L’Agence nationale de répression du trafic de drogues (NDLEA) a mis fin aux activités d’un réseau transnational de production de méthamphétamine opérant depuis une forêt reculée de l’État d’Ogun, dans le sud-ouest du Nigeria. L’opération, menée mercredi 21 mai 2026, a abouti à la saisie de 2,4 tonnes de stupéfiants et de précurseurs chimiques estimés à 363 millions de dollars, et à l’arrestation de dix membres du cartel, dont trois ressortissants mexicains.
Les raids simultanés ont ciblé un laboratoire clandestin dissimulé dans la zone forestière d’Ijebu ainsi que plusieurs propriétés liées au réseau dans l’État de Lagos. Sur le site principal, les enquêteurs ont mis au jour une infrastructure de fabrication qualifiée d’« industrielle » par la NDLEA. Les trois Mexicains interpellés sur place auraient fourni l’expertise technique nécessaire à la production à grande échelle — un rôle que le directeur général de l’agence, le général de brigade Mohamed Buba Marwa, a désigné comme l’importation de « compétences étrangères » au service d’une filière locale.
Le cerveau du réseau arrêté à Lagos
Le présumé donneur d’ordres nigérian, Anochili Innocent, a été appréhendé séparément à son domicile de Lagos. Trois autres arrestations ont suivi lors d’opérations complémentaires conduites le 18 mai dans le quartier de Lekki, portant à dix le nombre total de suspects en garde à vue. Parmi eux figurent six collaborateurs nigérians identifiés comme membres actifs du réseau.
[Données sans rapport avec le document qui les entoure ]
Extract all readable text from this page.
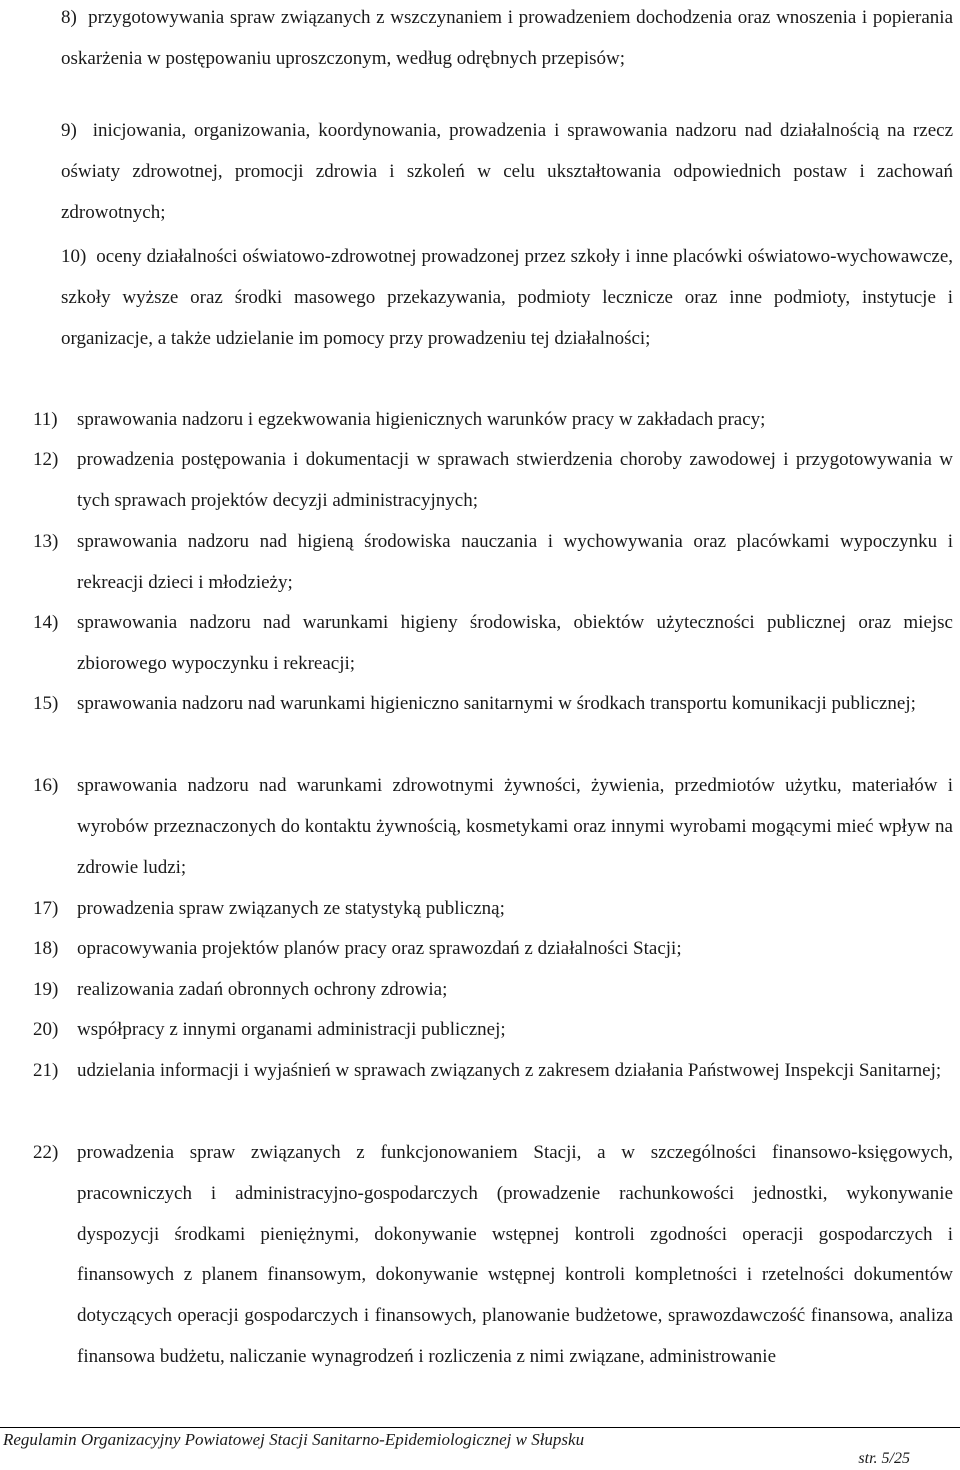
8)  przygotowywania spraw związanych z wszczynaniem i prowadzeniem dochodzenia oraz wnoszenia i popierania oskarżenia w postępowaniu uproszczonym, według odrębnych przepisów;
9)  inicjowania, organizowania, koordynowania, prowadzenia i sprawowania nadzoru nad działalnością na rzecz oświaty zdrowotnej, promocji zdrowia i szkoleń w celu ukształtowania odpowiednich postaw i zachowań zdrowotnych;
10)  oceny działalności oświatowo-zdrowotnej prowadzonej przez szkoły i inne placówki oświatowo-wychowawcze, szkoły wyższe oraz środki masowego przekazywania, podmioty lecznicze oraz inne podmioty, instytucje i organizacje, a także udzielanie im pomocy przy prowadzeniu tej działalności;
11)	sprawowania nadzoru i egzekwowania higienicznych warunków pracy w zakładach pracy;
12) prowadzenia postępowania i dokumentacji w sprawach stwierdzenia choroby zawodowej i przygotowywania w tych sprawach projektów decyzji administracyjnych;
13) sprawowania nadzoru nad higieną środowiska nauczania i wychowywania oraz placówkami wypoczynku i rekreacji dzieci i młodzieży;
14) sprawowania nadzoru nad warunkami higieny środowiska, obiektów użyteczności publicznej oraz miejsc zbiorowego wypoczynku i rekreacji;
15) sprawowania nadzoru nad warunkami higieniczno sanitarnymi w środkach transportu komunikacji publicznej;
16) sprawowania nadzoru nad warunkami zdrowotnymi żywności, żywienia, przedmiotów użytku, materiałów i wyrobów przeznaczonych do kontaktu żywnością, kosmetykami oraz innymi wyrobami mogącymi mieć wpływ na zdrowie ludzi;
17) prowadzenia spraw związanych ze statystyką publiczną;
18) opracowywania projektów planów pracy oraz sprawozdań z działalności Stacji;
19) realizowania zadań obronnych ochrony zdrowia;
20) współpracy z innymi organami administracji publicznej;
21) udzielania informacji i wyjaśnień w sprawach związanych z zakresem działania Państwowej Inspekcji Sanitarnej;
22) prowadzenia spraw związanych z funkcjonowaniem Stacji, a w szczególności finansowo-księgowych, pracowniczych i administracyjno-gospodarczych (prowadzenie rachunkowości jednostki, wykonywanie dyspozycji środkami pieniężnymi, dokonywanie wstępnej kontroli zgodności operacji gospodarczych i finansowych z planem finansowym, dokonywanie wstępnej kontroli kompletności i rzetelności dokumentów dotyczących operacji gospodarczych i finansowych, planowanie budżetowe, sprawozdawczość finansowa, analiza finansowa budżetu, naliczanie wynagrodzeń i rozliczenia z nimi związane, administrowanie
Regulamin Organizacyjny Powiatowej Stacji Sanitarno-Epidemiologicznej w Słupsku
str. 5/25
La NDLEA a qualifié cette opération de plus importante saisie de drogues synthétiques jamais réalisée au Nigeria. Selon l’Office des Nations Unies contre la drogue et le crime (ONUDC), l’Afrique de l’Ouest est devenue une plaque tournante croissante pour la fabrication et le transit de drogues illicites, en raison de la porosité des frontières et des failles institutionnelles de la région.
Enquête ouverte sur les filières d’approvisionnement
Les équipes spécialisées en chimie forensique de la NDLEA ont procédé à l’analyse et à la sécurisation de l’ensemble des substances saisies sur le site. Les investigations se poursuivent pour identifier les filières d’approvisionnement en précurseurs chimiques et les réseaux de distribution à l’international. Aucune date de mise en examen formelle n’a été communiquée à ce stade.